There is too much work to be done, but the odd move of establishing a data protection bureau ahead of the proper legal framework required could be a blessing in disguise. The existing Nigeria Data Protection Bureau (NDPB) should set the ball rolling by immediately taking on the work already cut out for the newly established independent data protection regulator, the Nigeria Data Protection Commission (NDPC).

However, the NDPB’s history, including the fact that it was carved out of the power-hungry National Information Technology Development Agency (NITDA) due to the influence of the former Minister of Communications and Digital Economy, will provide a challenge for its new independent status. In addition to this, Section 60 of the new Data Protection Law, which suggests that a Minister can control an independent agency, contradicts Section 7 of the same law, which clearly states that “The Commission shall be independent in the discharge of its functions under this Act.” That is a tough area to navigate, and that will not be helped by the fact that civil society was taken off the list of stakeholders that should be appointed to join the Data Protection Commission’s Governing Council.

This is why having the law is not enough; how we implement it is as important! 

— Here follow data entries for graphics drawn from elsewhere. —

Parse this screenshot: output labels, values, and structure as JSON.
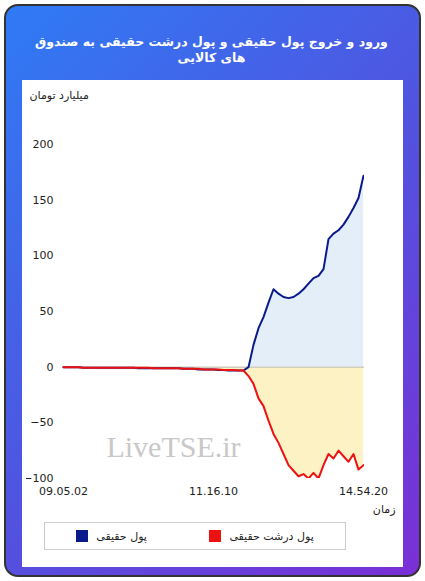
{
  "chart_data": {
    "type": "line",
    "title": "ورود و خروج پول حقیقی و پول درشت حقیقی به صندوق های کالایی",
    "y_label": "میلیارد تومان",
    "x_label": "زمان",
    "watermark": "LiveTSE.ir",
    "categories": [
      "09.05.02",
      null,
      null,
      null,
      null,
      null,
      null,
      null,
      null,
      null,
      null,
      null,
      null,
      null,
      null,
      null,
      null,
      null,
      null,
      null,
      null,
      null,
      null,
      null,
      null,
      null,
      null,
      null,
      null,
      null,
      "11.16.10",
      null,
      null,
      null,
      null,
      null,
      null,
      null,
      null,
      null,
      null,
      null,
      null,
      null,
      null,
      null,
      null,
      null,
      null,
      null,
      null,
      null,
      null,
      null,
      null,
      null,
      null,
      null,
      null,
      null,
      "14.54.20"
    ],
    "series": [
      {
        "name": "پول حقیقی",
        "color": "#0a1a8c",
        "values": [
          0,
          0,
          0,
          0,
          -0.5,
          -0.5,
          -0.5,
          -0.5,
          -0.5,
          -0.5,
          -0.5,
          -0.5,
          -0.5,
          -0.5,
          -0.5,
          -1,
          -1,
          -1,
          -1,
          -1,
          -1,
          -1,
          -1,
          -1,
          -1.5,
          -1.5,
          -1.5,
          -2,
          -2,
          -2,
          -2,
          -2.5,
          -2.5,
          -3,
          -3,
          -3,
          -3,
          0,
          20,
          35,
          45,
          58,
          70,
          66,
          63,
          62,
          63,
          66,
          70,
          75,
          80,
          82,
          88,
          115,
          120,
          123,
          128,
          135,
          143,
          152,
          172
        ]
      },
      {
        "name": "پول درشت حقیقی",
        "color": "#ee1111",
        "values": [
          0,
          0,
          0,
          0,
          -0.5,
          -0.5,
          -0.5,
          -0.5,
          -0.5,
          -0.5,
          -0.5,
          -0.5,
          -0.5,
          -0.5,
          -0.5,
          -0.5,
          -0.5,
          -0.5,
          -1,
          -1,
          -1,
          -1,
          -1,
          -1,
          -1.5,
          -1.5,
          -1.5,
          -1.5,
          -2,
          -2,
          -2,
          -2,
          -2.5,
          -2.5,
          -2.5,
          -3,
          -3,
          -8,
          -15,
          -28,
          -35,
          -48,
          -60,
          -68,
          -78,
          -88,
          -93,
          -98,
          -96,
          -100,
          -95,
          -100,
          -88,
          -78,
          -82,
          -75,
          -80,
          -85,
          -78,
          -92,
          -88
        ]
      }
    ],
    "ylim": [
      -100,
      200
    ],
    "yticks": [
      -100,
      -50,
      0,
      50,
      100,
      150,
      200
    ],
    "grid": false,
    "legend": "bottom"
  }
}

While it readies itself to protect the independence that will determine its ability to deliver on its much-awaited mandate, the NDPB must immediately begin massive education and awareness for citizens and data handlers — including companies and government institutions — so that everyone knows their rights and responsibilities. As my colleague and I told the NDPB team when we visited their office just before the Bill was passed, we will hold their feet to the fire, especially on independence and ensuring justice for citizens. This does not in any way take away from the fact that Nigeria must be congratulated for this

achievement, but at times, the reward for success is the hard work of maintaining — or

improving — the new status quo.

As we get to work on data protection, Paradigm Initiative and partners will continue advocacy for the second half of the work we started many years ago—the Digital Rights and Freedom Bill (DRFB). In 2019, when the DRFB got to then-President Buhari’s table for his signature, he declined assent and asked that we decouple the previous version of the Bill so that Data Protection could be a separate bill while the DRFB focuses on human rights in the digital environment. 

With the 10th National Assembly now in place, work continues on making sure that this complementary digital rights and freedom law happens for Nigeria. Congratulations, Nigeria, but getting a data protection law is not enough. Stakeholder involvement must be the norm, with frequent updates from the NDPC and no opacity in its operations. An immediate rapid-fire implementation process must begin with nationwide awareness of the data rights that the Commission was established to protect and the independence of the Commission must be protected so it can do the work it was established for.